Comme cette histoire se déroule intégralement dans des endroits où nous avons vécu, que tous les personnages sont des gens que nous avons rencontrés et que la plupart des situations se sont passées telles quelles, cela laisse peu de place à des influences extérieures. Néanmoins, nous avons consulté le Dictionnaire des Yôkai de Shigeru Mizuki : sa bizarrerie et son humour nous ont aidé à créer nos propres créatures. Nous aimons également beaucoup les manga de Daisuke Igarashi dont le trait façon croquis et les thèmes écologiques et mystiques nous touchent beaucoup. Pour finir, il y a le réalisateur Shinji Sômai dont les films (hélas non distribués en France) parlent de la vie quotidienne sans jamais oublier qu'il existe autour de nous un monde invisible qu'on ne fait qu'effleurer.

Vous avez un autre projet, Coral Cave. Une œuvre transmédia puisqu'elle allie une bande dessinée et un projet de jeu vidéo. Pourriez-vous nous en parler ?
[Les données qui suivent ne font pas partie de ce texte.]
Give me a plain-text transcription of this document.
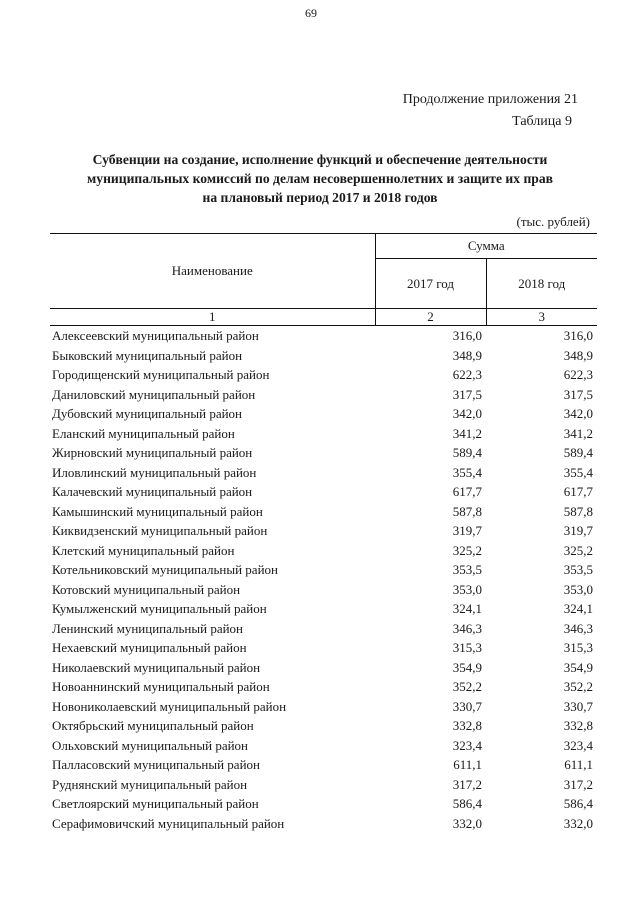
69
Продолжение приложения 21
Таблица 9
Субвенции на создание, исполнение функций и обеспечение деятельности
муниципальных комиссий по делам несовершеннолетних и защите их прав
на плановый период 2017 и 2018 годов
(тыс. рублей)
Наименование	Сумма	
	2017 год	2018 год
1	2	3
Алексеевский муниципальный район	316,0	316,0
Быковский муниципальный район	348,9	348,9
Городищенский муниципальный район	622,3	622,3
Даниловский муниципальный район	317,5	317,5
Дубовский муниципальный район	342,0	342,0
Еланский муниципальный район	341,2	341,2
Жирновский муниципальный район	589,4	589,4
Иловлинский муниципальный район	355,4	355,4
Калачевский муниципальный район	617,7	617,7
Камышинский муниципальный район	587,8	587,8
Киквидзенский муниципальный район	319,7	319,7
Клетский муниципальный район	325,2	325,2
Котельниковский муниципальный район	353,5	353,5
Котовский муниципальный район	353,0	353,0
Кумылженский муниципальный район	324,1	324,1
Ленинский муниципальный район	346,3	346,3
Нехаевский муниципальный район	315,3	315,3
Николаевский муниципальный район	354,9	354,9
Новоаннинский муниципальный район	352,2	352,2
Новониколаевский муниципальный район	330,7	330,7
Октябрьский муниципальный район	332,8	332,8
Ольховский муниципальный район	323,4	323,4
Палласовский муниципальный район	611,1	611,1
Руднянский муниципальный район	317,2	317,2
Светлоярский муниципальный район	586,4	586,4
Серафимовичский муниципальный район	332,0	332,0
Avec internet et l'évolution des logiciels de création, il est désormais possible de développer facilement son propre jeu vidéo et on assiste à une explosion de créativité : il y a des jeux conçus avec des techniques aussi variées que le collage photo, la sculpture en argile, le papier découpé... Forcément, ça nous a donné envie d'en faire un nous aussi.

The Coral Cave est un jeu vidéo entièrement à l'aquarelle qui se passe sur l'archipel d'Okinawa et s'inspire de notre séjour là-bas. Le joueur incarne une petite fille nommée Mizuka qui enquête sur le folklore de son île pour la protéger d'une terrible menace. Pour la création du jeu, on fait tout nous-mêmes : graphismes, animations, programmation, énigmes, musiques. Comme cela prend du temps, on développe des petits projets avec les mêmes personnages comme cette courte bande dessinée auto-éditée, le rêve d'un irabucha, qui vient enrichir l'univers. Cela donne un avant-goût du jeu et permet aux futurs joueurs de s'attacher à notre héroïne. Ils nous envoient des dessins qu'ils ont fait d'elle, souvent à l'aquarelle. Ça nous fait tellement plaisir !

Quels sont vos prochains projets ?

Finir The Coral Cave est maintenant notre priorité n°1. On aime la simplicité de diffusion des jeux vidéo, quasiment du producteur au consommateur. Les joueurs soutiennent les créateurs même longtemps avant la sortie des jeux. C'est très motivant ! Ce que nous ferons ensuite dépendra de comment le jeu sera reçu. Dans tous les cas, nous ne manquons pas d'idées. Le plus important pour nous étant de ne jamais sacrifier notre indépendance.